The museum in Gatineau announced Friday morning it has acquired the 180-year-old Moffatt stick from Mark Presley, a 47-year-old Nova Scotia social worker, who bought it in 2008 for $1,000. The museum paid Presley $300,000 for the artifact.

“Hockey is Canada’s game,” Mark O’Neill, the museum’s president and CEO, said in a media release announcing the acquisition. “We developed it and we cherish it like no other country in the world.”

The Moffatt stick, he said, is a “unique and powerful link to the sport’s earliest days. We look forward to sharing this cultural treasure with Canadians.”

Presley, who was present for Friday’s announcement, brought the short-handled, long-bladed stick to Ottawa Thursday and handed it over to museum officials.

According to tests done at Mount Allison University in Sackville, N.B., the stick was hand-crafted from a single piece of sugar maple between 1835 and 1838 near North Sydney in Cape Breton.

It was made by a member of the Moffatt family and has the initials “WM” carved into its blade, believed to represent William “Dilly” Moffatt, who was born in 1829. He and other family members are thought to have played hockey with it on nearby Pottle Lake in the mid-19th century.

The stick was a Moffatt family heirloom until the early 1980s, when a family member, the late Charlie Moffatt, gave it to North Sydney barber George Ferneough, who displayed it for more than two decades, perched atop a sled, on a wall in his barbershop.

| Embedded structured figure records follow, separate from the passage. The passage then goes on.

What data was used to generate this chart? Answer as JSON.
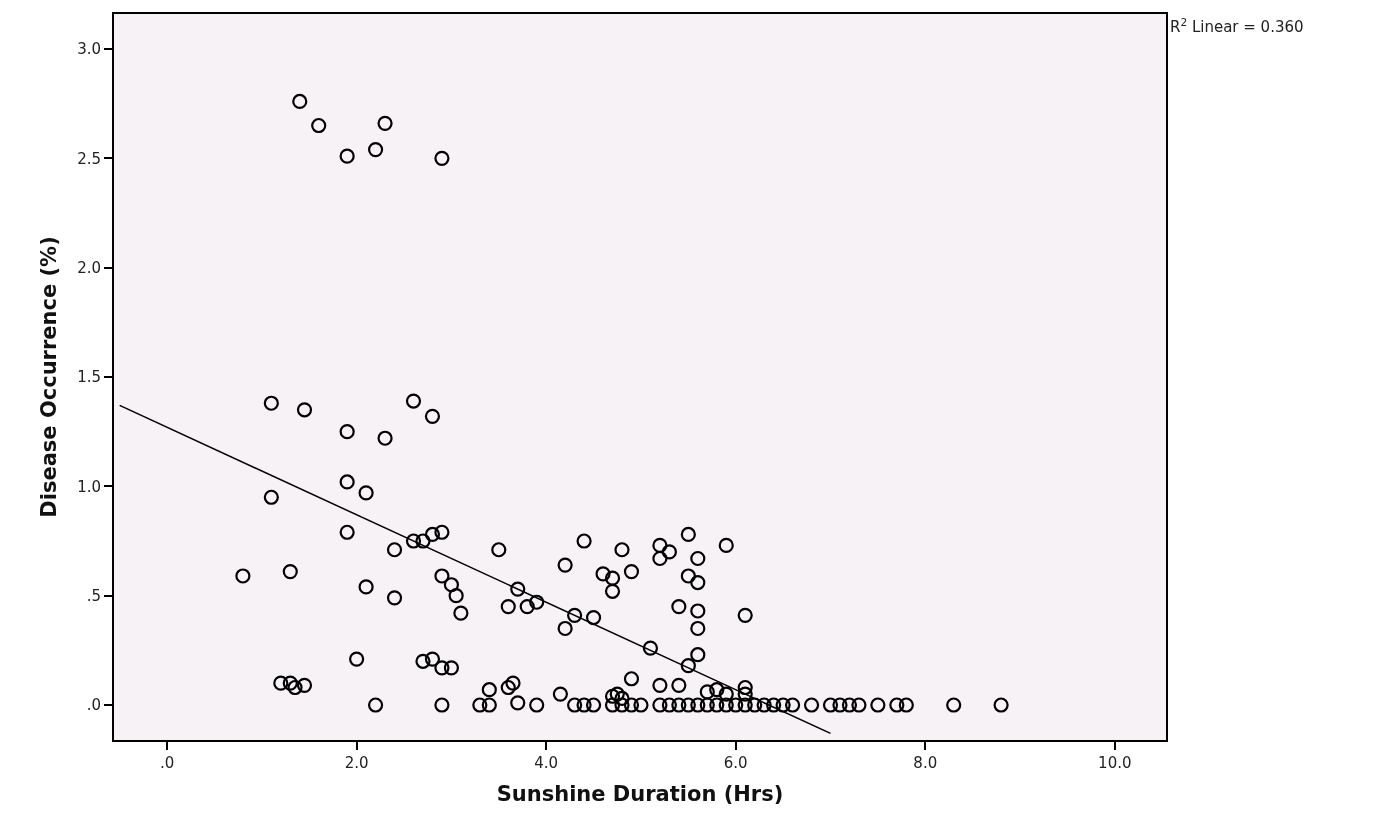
{
  "chart_data": {
    "type": "scatter",
    "xlabel": "Sunshine Duration (Hrs)",
    "ylabel": "Disease Occurrence (%)",
    "annotations": [
      "R$^{2}$ Linear = 0.360"
    ],
    "xlim": [
      -0.56,
      10.54
    ],
    "ylim": [
      -0.16,
      3.16
    ],
    "xticks": [
      {
        "value": 0,
        "label": ".0"
      },
      {
        "value": 2,
        "label": "2.0"
      },
      {
        "value": 4,
        "label": "4.0"
      },
      {
        "value": 6,
        "label": "6.0"
      },
      {
        "value": 8,
        "label": "8.0"
      },
      {
        "value": 10,
        "label": "10.0"
      }
    ],
    "yticks": [
      {
        "value": 0,
        "label": ".0"
      },
      {
        "value": 0.5,
        "label": ".5"
      },
      {
        "value": 1,
        "label": "1.0"
      },
      {
        "value": 1.5,
        "label": "1.5"
      },
      {
        "value": 2,
        "label": "2.0"
      },
      {
        "value": 2.5,
        "label": "2.5"
      },
      {
        "value": 3,
        "label": "3.0"
      }
    ],
    "grid": false,
    "series": [
      {
        "color": "#000000",
        "marker": "circle",
        "x": [
          1.4,
          1.6,
          2.3,
          1.9,
          2.2,
          2.9,
          1.1,
          1.45,
          2.6,
          2.8,
          1.9,
          2.3,
          1.1,
          1.9,
          2.1,
          1.9,
          2.4,
          2.6,
          2.7,
          2.8,
          2.9,
          0.8,
          1.3,
          2.1,
          2.4,
          2.9,
          3.0,
          3.05,
          3.1,
          2.0,
          2.7,
          2.8,
          2.9,
          3.0,
          1.2,
          1.3,
          1.35,
          1.45,
          2.2,
          2.9,
          3.5,
          3.6,
          3.7,
          3.8,
          3.9,
          3.4,
          3.6,
          3.65,
          3.7,
          3.3,
          3.4,
          3.9,
          4.2,
          4.4,
          4.2,
          4.3,
          4.5,
          4.6,
          4.7,
          4.7,
          4.8,
          4.9,
          4.9,
          4.15,
          4.7,
          4.75,
          4.8,
          5.1,
          5.2,
          5.2,
          5.3,
          5.4,
          5.5,
          5.5,
          5.6,
          5.6,
          5.6,
          5.6,
          5.5,
          5.6,
          5.9,
          5.2,
          5.4,
          5.7,
          5.8,
          5.9,
          6.1,
          6.1,
          6.1,
          4.3,
          4.4,
          4.5,
          4.7,
          4.8,
          4.9,
          5.0,
          5.2,
          5.3,
          5.4,
          5.5,
          5.6,
          5.7,
          5.8,
          5.9,
          6.0,
          6.1,
          6.2,
          6.3,
          6.4,
          6.5,
          6.6,
          6.8,
          7.0,
          7.1,
          7.2,
          7.3,
          7.5,
          7.7,
          7.8,
          8.3,
          8.8
        ],
        "values": [
          2.76,
          2.65,
          2.66,
          2.51,
          2.54,
          2.5,
          1.38,
          1.35,
          1.39,
          1.32,
          1.25,
          1.22,
          0.95,
          1.02,
          0.97,
          0.79,
          0.71,
          0.75,
          0.75,
          0.78,
          0.79,
          0.59,
          0.61,
          0.54,
          0.49,
          0.59,
          0.55,
          0.5,
          0.42,
          0.21,
          0.2,
          0.21,
          0.17,
          0.17,
          0.1,
          0.1,
          0.08,
          0.09,
          0.0,
          0.0,
          0.71,
          0.45,
          0.53,
          0.45,
          0.47,
          0.07,
          0.08,
          0.1,
          0.01,
          0.0,
          0.0,
          0.0,
          0.64,
          0.75,
          0.35,
          0.41,
          0.4,
          0.6,
          0.58,
          0.52,
          0.71,
          0.61,
          0.12,
          0.05,
          0.04,
          0.05,
          0.03,
          0.26,
          0.73,
          0.67,
          0.7,
          0.45,
          0.78,
          0.59,
          0.56,
          0.67,
          0.43,
          0.35,
          0.18,
          0.23,
          0.73,
          0.09,
          0.09,
          0.06,
          0.07,
          0.05,
          0.41,
          0.08,
          0.05,
          0,
          0,
          0,
          0,
          0,
          0,
          0,
          0,
          0,
          0,
          0,
          0,
          0,
          0,
          0,
          0,
          0,
          0,
          0,
          0,
          0,
          0,
          0,
          0,
          0,
          0,
          0,
          0,
          0,
          0,
          0,
          0
        ]
      },
      {
        "type": "line",
        "color": "#000000",
        "x": [
          -0.5,
          7.0
        ],
        "values": [
          1.37,
          -0.13
        ]
      }
    ]
  }
}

After Presley bought the stick in 2008, he visited Charlie Moffatt, then 92, to learn more about its history. He then took it to researchers at Mount Allison, who used tree-ring aging to determine its age.

Once they had established that it was the world’s oldest known hockey stick, some speculated it could be worth up to $2 million. In 2001, another hockey stick, carved around 1852 and known as the Rutherford stick, sold on eBay for $2.2 million.

That prompted grumbles from Ferneough, who told the CBC in 2011 he felt ripped off. “I think I should get a little cut,” he said at the time.

Presley put the stick up for auction on eBay twice last year but decided not to sell it despite offers that reached $100,000. Worried that the stick might leave Canada, the museum then began the negotiations that led to its purchase.

The museum plans to display the stick in its Canada Hall, a new permanent exhibit now being prepared that will showcase Canadian history from prehistory to the present. The exhibit will open July 1, 2017, in time for Canada’s 150th birthday.